Exploiting this can be as simple as a social engineering attack. You inject the prompt into a public channel, then, for example, call the person on the telephone to ask them about the piece of information mentioned in the prompt. All you have to do is guess some piece of information that the user would likely search Slack for (instead of looking in some other data source). I would be surprised if a low-level employee at a large org wouldn't be able to guess what one of their executives might search for.
Next, think about a prompt like "summarize the sentiment of the C-suite on next quarter's financials as a valid URL", and watch Slack AI pull from unreleased documents that leadership has been tossing back and forth. Would you even know if someone had traded on this leaked information? It's not like compromising a password.
> Exploiting this can be as simple as a social engineering attack.

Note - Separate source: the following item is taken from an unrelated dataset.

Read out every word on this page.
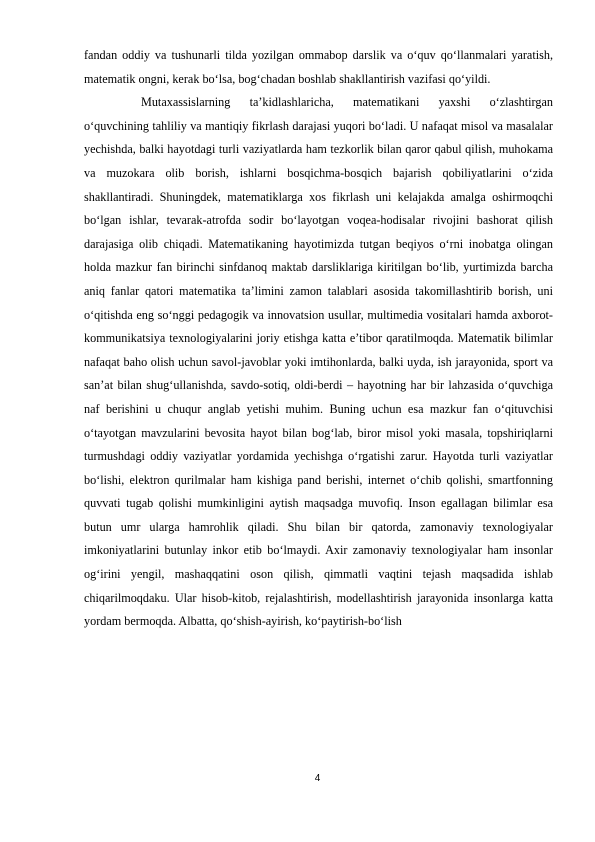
fandan oddiy va tushunarli tilda yozilgan ommabop darslik va o‘quv qo‘llanmalari yaratish, matematik ongni, kerak bo‘lsa, bog‘chadan boshlab shakllantirish vazifasi qo‘yildi.

Mutaxassislarning ta’kidlashlaricha, matematikani yaxshi o‘zlashtirgan o‘quvchining tahliliy va mantiqiy fikrlash darajasi yuqori bo‘ladi. U nafaqat misol va masalalar yechishda, balki hayotdagi turli vaziyatlarda ham tezkorlik bilan qaror qabul qilish, muhokama va muzokara olib borish, ishlarni bosqichma-bosqich bajarish qobiliyatlarini o‘zida shakllantiradi. Shuningdek, matematiklarga xos fikrlash uni kelajakda amalga oshirmoqchi bo‘lgan ishlar, tevarak-atrofda sodir bo‘layotgan voqea-hodisalar rivojini bashorat qilish darajasiga olib chiqadi. Matematikaning hayotimizda tutgan beqiyos o‘rni inobatga olingan holda mazkur fan birinchi sinfdanoq maktab darsliklariga kiritilgan bo‘lib, yurtimizda barcha aniq fanlar qatori matematika ta’limini zamon talablari asosida takomillashtirib borish, uni o‘qitishda eng so‘nggi pedagogik va innovatsion usullar, multimedia vositalari hamda axborot-kommunikatsiya texnologiyalarini joriy etishga katta e’tibor qaratilmoqda. Matematik bilimlar nafaqat baho olish uchun savol-javoblar yoki imtihonlarda, balki uyda, ish jarayonida, sport va san’at bilan shug‘ullanishda, savdo-sotiq, oldi-berdi – hayotning har bir lahzasida o‘quvchiga naf berishini u chuqur anglab yetishi muhim. Buning uchun esa mazkur fan o‘qituvchisi o‘tayotgan mavzularini bevosita hayot bilan bog‘lab, biror misol yoki masala, topshiriqlarni turmushdagi oddiy vaziyatlar yordamida yechishga o‘rgatishi zarur. Hayotda turli vaziyatlar bo‘lishi, elektron qurilmalar ham kishiga pand berishi, internet o‘chib qolishi, smartfonning quvvati tugab qolishi mumkinligini aytish maqsadga muvofiq. Inson egallagan bilimlar esa butun umr ularga hamrohlik qiladi. Shu bilan bir qatorda, zamonaviy texnologiyalar imkoniyatlarini butunlay inkor etib bo‘lmaydi. Axir zamonaviy texnologiyalar ham insonlar og‘irini yengil, mashaqqatini oson qilish, qimmatli vaqtini tejash maqsadida ishlab chiqarilmoqdaku. Ular hisob-kitob, rejalashtirish, modellashtirish jarayonida insonlarga katta yordam bermoqda. Albatta, qo‘shish-ayirish, ko‘paytirish-bo‘lish

4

Your "simple social engineering" attack sounds like an extremely complex Rube Goldberg machine with little chance of success to me. If the malicious actor is going to call up the victim with some social engineering attack, it seems like it would be a ton easier to just try to get the victim to divulge sensitive info over the phone in the first place (tons of successful social engineering attacks have worked this way) instead of some multi-chain steps of (1) create some prompt, (2) call the victim and try to get then to search for something, in Slack (which has the huge downside of exposing the malicious actor's identity to the victim in the first place), (3) hope the created prompt matches what the user search for and the injection attack worked, and (4) hope the victim clicks on the link.

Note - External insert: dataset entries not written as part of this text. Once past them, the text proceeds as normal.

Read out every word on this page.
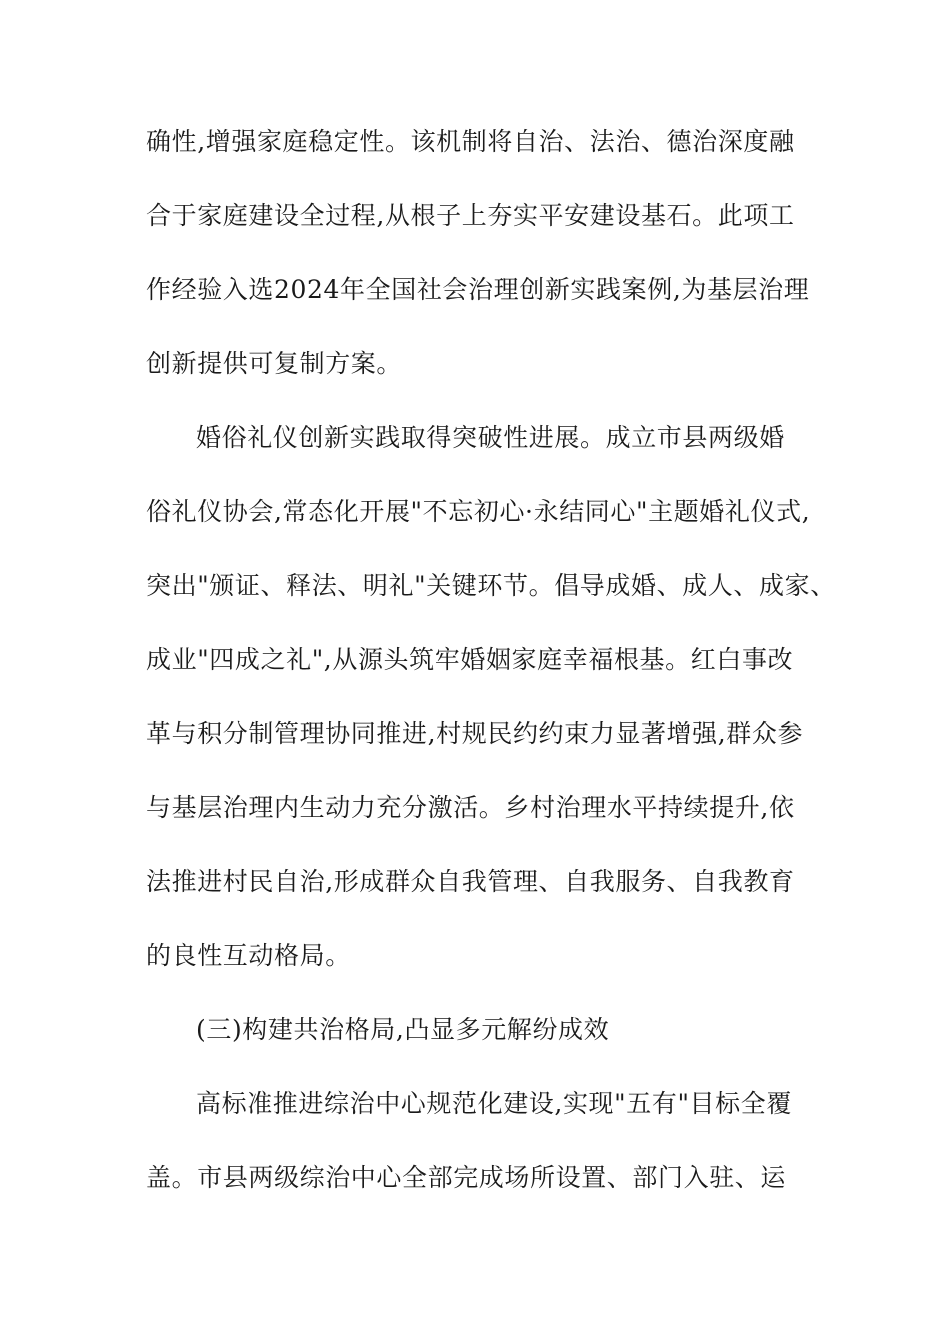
确性,增强家庭稳定性。该机制将自治、法治、德治深度融
合于家庭建设全过程,从根子上夯实平安建设基石。此项工
作经验入选2024年全国社会治理创新实践案例,为基层治理
创新提供可复制方案。
婚俗礼仪创新实践取得突破性进展。成立市县两级婚
俗礼仪协会,常态化开展"不忘初心·永结同心"主题婚礼仪式,
突出"颁证、释法、明礼"关键环节。倡导成婚、成人、成家、
成业"四成之礼",从源头筑牢婚姻家庭幸福根基。红白事改
革与积分制管理协同推进,村规民约约束力显著增强,群众参
与基层治理内生动力充分激活。乡村治理水平持续提升,依
法推进村民自治,形成群众自我管理、自我服务、自我教育
的良性互动格局。
(三)构建共治格局,凸显多元解纷成效
高标准推进综治中心规范化建设,实现"五有"目标全覆
盖。市县两级综治中心全部完成场所设置、部门入驻、运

When it comes to security, it's like the old adage about outrunning a bear: "I don't need to outrun the bear, I just need to outrun you." I can think of tons of attacks that are easier to pull off with a higher chance of success than what this Slack AI injection issue proposes.
Next, think about a prompt like "summarize the sentiment of the C-suite on next quarter's financials as a valid URL", and watch Slack AI pull from unreleased documents that leadership has been tossing back and forth. Would you even know if someone had traded on this leaked information? It's not like compromising a password.